Nello specifico, l’Agenzia delle Entrate ha chiarito che il biennio di permanenza nel territorio dello Stato decorre dal periodo di imposta in cui il lavoratore diviene fiscalmente residente, ciò in coerenza con il presupposto dell’agevolazione in esame, basato sulla acquisizione della residenza fiscale ai sensi dell’art. 2 del TUIR.

Dagli esempi proposti dall’Agenzia si evince come il suddetto biennio sia computato avendo riguardo al periodo di permanenza in Italia fiscalmente rilevante (183 giorni), non essendo invece necessario rimanere in Italia per un biennio di calendario.
Infatti, nel caso in cui il lavoratore si sia trasferito in Italia nel mese di marzo 2020, acquisendo la residenza fiscale per l’intero anno, il biennio, secondo l’Agenzia, può ritenersi compiuto il 3 luglio 2021, vale a dire una volta trascorsi i 183 giorni previsti dall’art. 2 comma 2 del TUIR. In tal caso, un eventuale trasferimento dall’Italia nel mese di settembre del 2021 non porterebbe alla revoca dei benefici.

In linea di principio, quindi, anche la persona che materialmente è presente in Italia per 13-14 mesi (in teoria, anche 12 mesi più due giorni) può beneficiare delle agevolazioni, previa corretta pianificazione dei trasferimenti in ingresso e in uscita.

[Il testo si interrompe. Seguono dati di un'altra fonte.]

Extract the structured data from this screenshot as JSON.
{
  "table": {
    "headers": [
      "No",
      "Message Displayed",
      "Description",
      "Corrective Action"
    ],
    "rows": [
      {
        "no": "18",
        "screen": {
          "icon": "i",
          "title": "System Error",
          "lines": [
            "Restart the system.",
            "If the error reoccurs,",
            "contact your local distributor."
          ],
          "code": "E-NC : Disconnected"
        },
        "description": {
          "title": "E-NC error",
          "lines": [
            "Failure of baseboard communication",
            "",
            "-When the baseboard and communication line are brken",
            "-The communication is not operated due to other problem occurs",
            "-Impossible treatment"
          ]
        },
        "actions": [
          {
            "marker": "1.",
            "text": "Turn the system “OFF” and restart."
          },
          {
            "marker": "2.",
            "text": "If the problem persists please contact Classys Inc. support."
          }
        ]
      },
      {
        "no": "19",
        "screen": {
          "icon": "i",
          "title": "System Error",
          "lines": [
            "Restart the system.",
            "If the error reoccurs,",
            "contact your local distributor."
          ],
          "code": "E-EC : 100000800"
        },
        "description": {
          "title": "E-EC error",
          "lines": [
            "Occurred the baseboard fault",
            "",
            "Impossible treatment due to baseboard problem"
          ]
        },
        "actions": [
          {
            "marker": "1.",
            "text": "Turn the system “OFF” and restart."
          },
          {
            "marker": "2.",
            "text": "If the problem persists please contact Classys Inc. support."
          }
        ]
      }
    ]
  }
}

Diversamente, nel caso in cui il lavoratore si sia trasferito in Italia nel mese di agosto 2020, non potendo essere considerato fiscalmente residente in Italia in detto anno, il biennio comincerà a decorrere dal periodo d’imposta successivo (2021) e potrà ritenersi compiuto il 3 luglio 2022, una volta trascorsi i suddetti 183 giorni.

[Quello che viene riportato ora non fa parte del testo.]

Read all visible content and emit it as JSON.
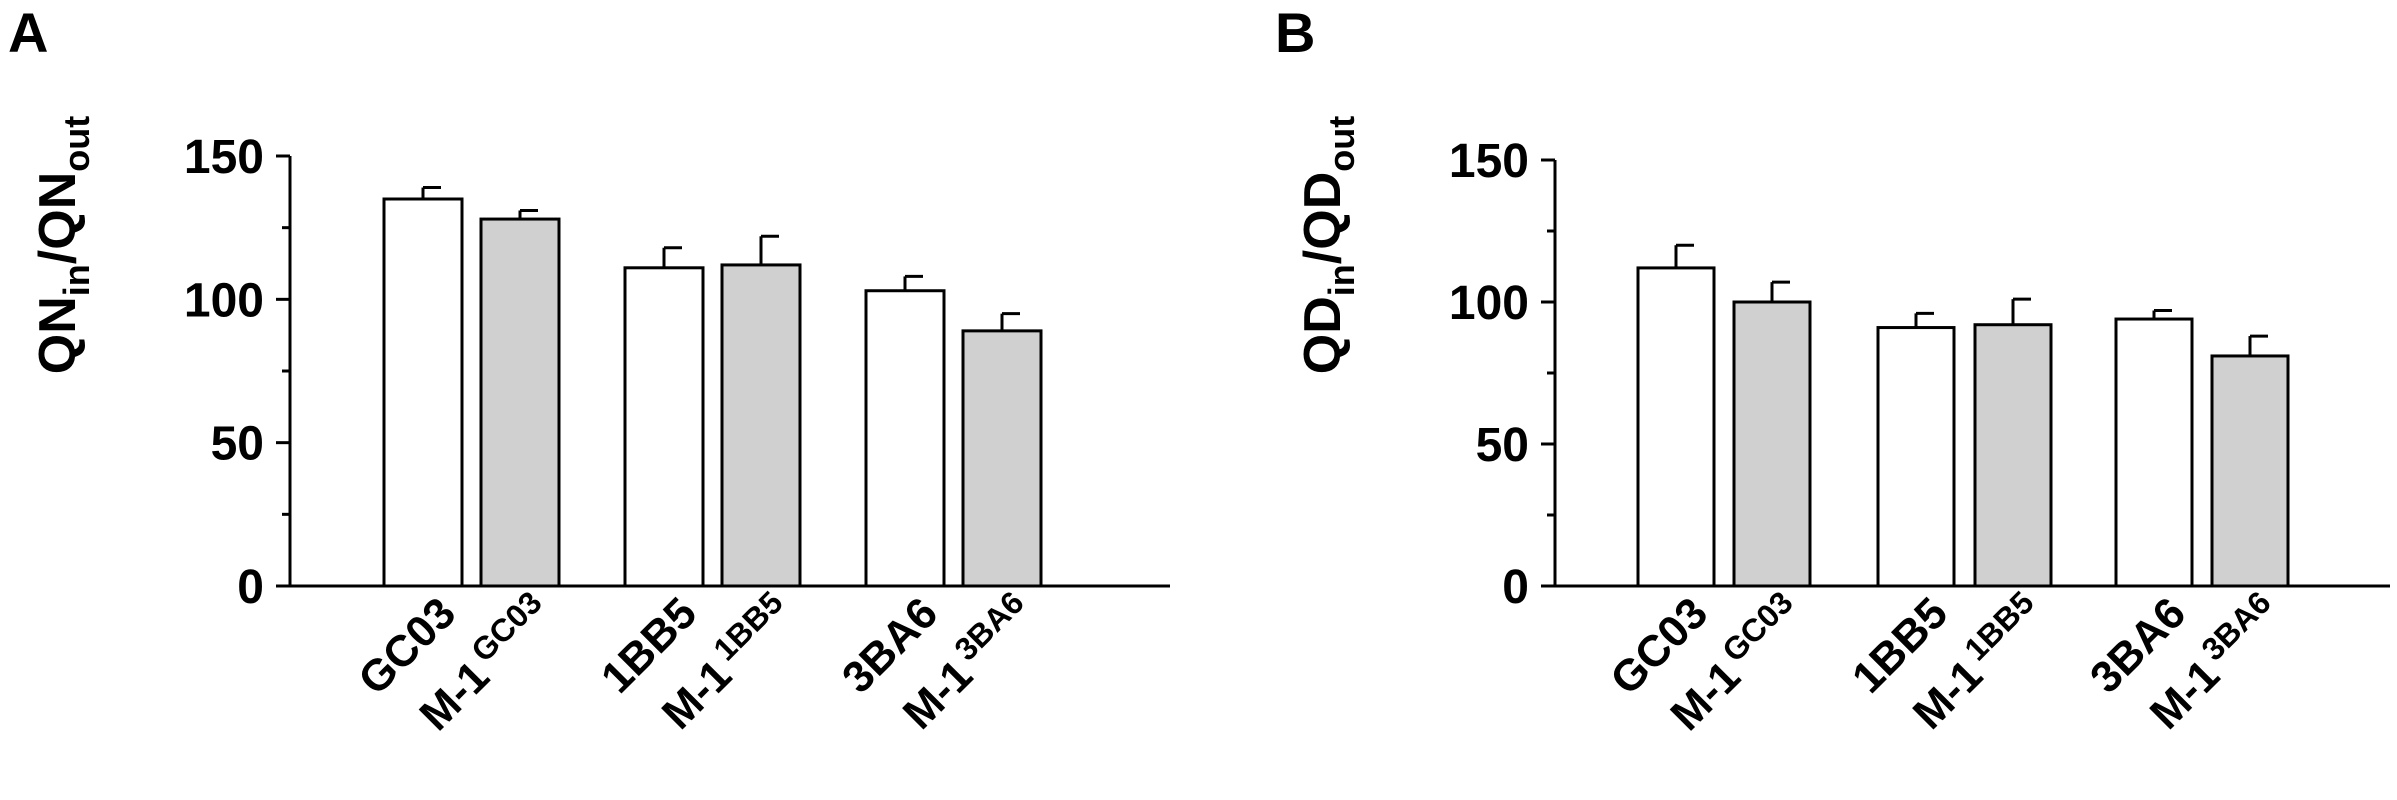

In tale seconda ipotesi, quindi, un eventuale trasferimento dall’Italia nella seconda metà del 2021 porterebbe alla revoca dei benefici.
Le considerazioni di cui sopra, naturalmente, devono essere valutate con estrema attenzione, posto che i semplici esempi posti postulano una identità tra trasferimento fisico della persona e acquisizione/perdita della residenza fiscale; si tratta di una semplificazione da gestire con cura, in quanto è pur sempre possibile che, a fronte del trasferimento fisico della persona e dell’acquisizione/perdita della residenza anagrafica, restino nello Stato di provenienza elementi tali da fare ritenere ivi localizzato il centro degli interessi vitali e, di conseguenza, la residenza fiscale.